Here’s the cruel irony: we, the rakyat, are complicit too. We listen, we nod, we hope. We fall for the same lines every election cycle like lovesick fools reunited with a toxic ex. “This time, he’s changed,” we whisper to ourselves, only to wake up six months later with the same heartbreak and another bill shoved under the door. Politicians keep lying because, quite frankly, we keep buying.

And social media doesn’t help. Politicians now announce “big reforms” with glossy infographics, hashtags, and TikTok dances. Theatrics over substance. A five-second reel of a minister planting a tree gets more traction than the fact that entire forests are being signed away for development. It’s promises by PowerPoint, governance by GIF.

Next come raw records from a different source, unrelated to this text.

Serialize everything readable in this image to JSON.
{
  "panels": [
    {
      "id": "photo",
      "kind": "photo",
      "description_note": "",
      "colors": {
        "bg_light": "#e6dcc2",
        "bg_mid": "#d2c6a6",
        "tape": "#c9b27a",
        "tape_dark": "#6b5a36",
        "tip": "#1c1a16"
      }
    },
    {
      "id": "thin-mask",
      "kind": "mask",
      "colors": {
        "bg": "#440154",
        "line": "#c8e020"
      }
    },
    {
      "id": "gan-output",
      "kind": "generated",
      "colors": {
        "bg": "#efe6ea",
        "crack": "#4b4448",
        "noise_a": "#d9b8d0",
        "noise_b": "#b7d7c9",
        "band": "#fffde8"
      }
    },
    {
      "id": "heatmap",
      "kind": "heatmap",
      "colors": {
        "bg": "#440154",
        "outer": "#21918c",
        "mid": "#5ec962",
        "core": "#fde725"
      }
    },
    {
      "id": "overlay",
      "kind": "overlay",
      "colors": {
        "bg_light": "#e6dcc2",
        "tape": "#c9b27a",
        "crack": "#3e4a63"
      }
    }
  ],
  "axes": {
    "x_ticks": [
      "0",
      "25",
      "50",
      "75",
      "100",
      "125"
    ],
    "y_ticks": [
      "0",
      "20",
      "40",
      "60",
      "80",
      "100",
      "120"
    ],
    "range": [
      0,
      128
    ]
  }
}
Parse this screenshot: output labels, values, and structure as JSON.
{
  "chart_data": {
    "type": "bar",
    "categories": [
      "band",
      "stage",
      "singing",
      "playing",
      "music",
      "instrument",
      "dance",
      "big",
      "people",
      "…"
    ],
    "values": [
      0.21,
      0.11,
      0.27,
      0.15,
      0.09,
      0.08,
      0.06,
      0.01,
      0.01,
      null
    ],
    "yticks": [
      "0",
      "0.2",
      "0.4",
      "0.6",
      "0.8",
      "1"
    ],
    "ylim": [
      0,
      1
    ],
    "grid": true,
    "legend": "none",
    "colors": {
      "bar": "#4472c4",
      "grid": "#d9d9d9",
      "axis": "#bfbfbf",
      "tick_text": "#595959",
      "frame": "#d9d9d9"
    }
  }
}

But let’s ask the million-ringgit question: when will politicians learn? Probably never. Because the system rewards promises, not performance. You don’t get elected for saying, “Look guys, it’ll be tough, slow, and boring to fix this mess.” No, you get elected for declaring, “We’ll fix everything in 100 days!” Cue applause, balloons, and free T-shirts. Results? That’s Act Two, and by then most voters have left the theatre.

So perhaps it’s time we flipped the script. Instead of swooning at campaign poetry, we should demand receipts: timelines, penalties for failure, actual consequences for unfulfilled pledges. Imagine a world where a politician loses their seat if 70% of their manifesto isn’t delivered. Ah, but that would shrink parliament faster than a cold shower.

Until then, we’ll keep hearing the same chorus of promises, the same theatre of hope, and the same excuses dressed up as explanations. Politicians may never learn, but maybe — just maybe — we the rakyat can. Because broken promises only have power if we continue to believe in them.